Remington divides the picture into large color chunks, placing the viewer considerably above the action and presenting a more enlightened viewpoint on the steel-peered western cowboys. In addition, the purple mountains divide the desert into several areas.

Aiding a Comrade by Frederic Remington 

Remington directs the gaze to the center of the picture by centering the composition around the muted-hued horses. The white residual cloud behind the focal figure frames him and draws attention to him.

The men’s attire and rigorous equipment show Remington’s attention to detail. He vividly conjures up a landscape from the American West. He uses blending techniques, less detail, and more miniature Indians.
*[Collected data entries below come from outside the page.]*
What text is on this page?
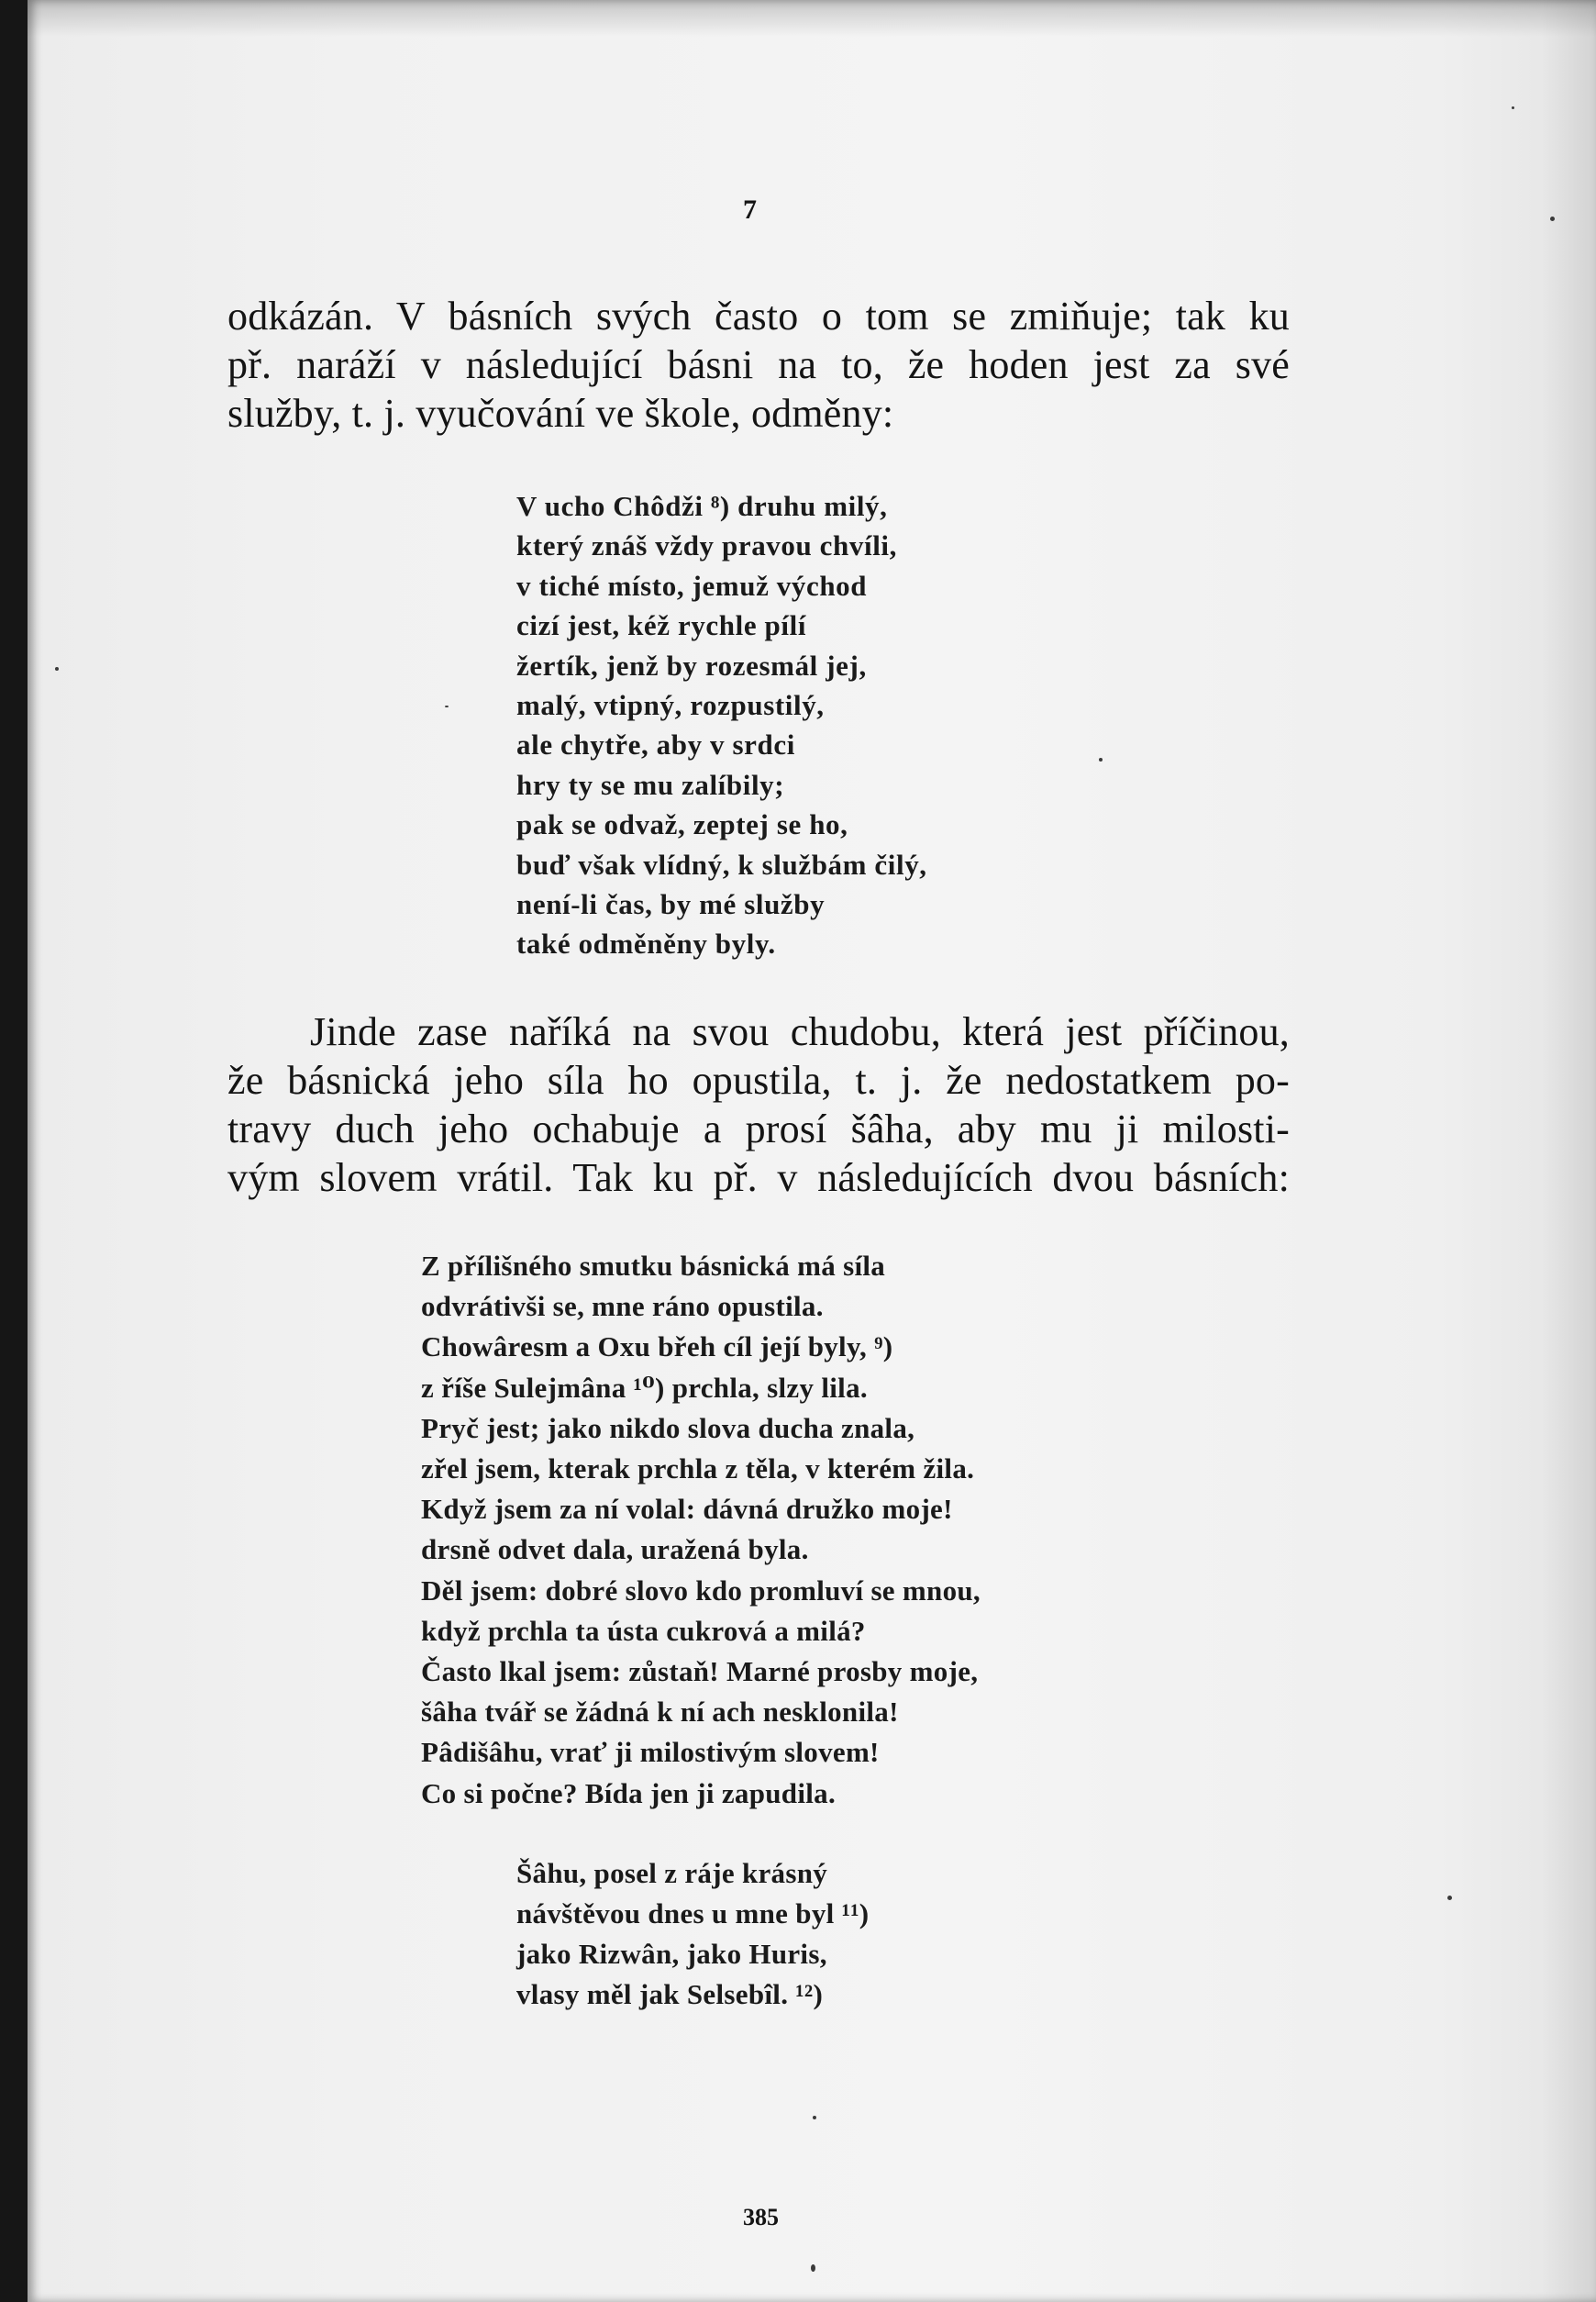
7

odkázán. V básních svých často o tom se zmiňuje; tak ku

př. naráží v následující básni na to, že hoden jest za své

služby, t. j. vyučování ve škole, odměny:

V ucho Chôdži ⁸) druhu milý,
který znáš vždy pravou chvíli,
v tiché místo, jemuž východ
cizí jest, kéž rychle pílí
žertík, jenž by rozesmál jej,
malý, vtipný, rozpustilý,
ale chytře, aby v srdci
hry ty se mu zalíbily;
pak se odvaž, zeptej se ho,
buď však vlídný, k službám čilý,
není-li čas, by mé služby
také odměněny byly.

Jinde zase naříká na svou chudobu, která jest příčinou,

že básnická jeho síla ho opustila, t. j. že nedostatkem po-

travy duch jeho ochabuje a prosí šâha, aby mu ji milosti-

vým slovem vrátil. Tak ku př. v následujících dvou básních:

Z přílišného smutku básnická má síla
odvrátivši se, mne ráno opustila.
Chowâresm a Oxu břeh cíl její byly, ⁹)
z říše Sulejmâna ¹⁰) prchla, slzy lila.
Pryč jest; jako nikdo slova ducha znala,
zřel jsem, kterak prchla z těla, v kterém žila.
Když jsem za ní volal: dávná družko moje!
drsně odvet dala, uražená byla.
Děl jsem: dobré slovo kdo promluví se mnou,
když prchla ta ústa cukrová a milá?
Často lkal jsem: zůstaň! Marné prosby moje,
šâha tvář se žádná k ní ach nesklonila!
Pâdišâhu, vrať ji milostivým slovem!
Co si počne? Bída jen ji zapudila.
Šâhu, posel z ráje krásný
návštěvou dnes u mne byl ¹¹)
jako Rizwân, jako Huris,
vlasy měl jak Selsebîl. ¹²)
385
Remington’s colors are warm and bold; little contacts of cream, blue, tan, and yellow on the ground produce the impression of the blazing daytime. The rapid, brief brushstrokes reveal the influence of French Impressionism, which is highlighted by color, shadow and light.

Remington selected a dramatic situation to depict in Assisting a Comrade. One interpretation of this image is that a cowboy has fallen off this horse while riding. Additionally, his buddies are striving to assist him by preventing horse tramples.

The rider’s destiny is left unspecified by the artist. Remington nevertheless adds a touch of fatalism by revealing the painting’s original headline, Past All Surgery. He suggests that the wounded cowboy may be beyond help and will likely be killed by the oncoming Plains Indians.

Conclusion 

During the “Golden Age” of illustration at the end of the 19th and the beginning of the 20th century, Remington was the most prominent Western illustrator. As a result, other Western artists like Charles Russell and Charles Schreyvogel became known as “School of Remington” members during Remington’s lifetime.

He eschewed the ethnic realism of older Western artists like George Catlin in favor of a realistic, occasionally impressionistic manner. He portrayed nearly entirely males, with a strong emphasis on Western people and animals.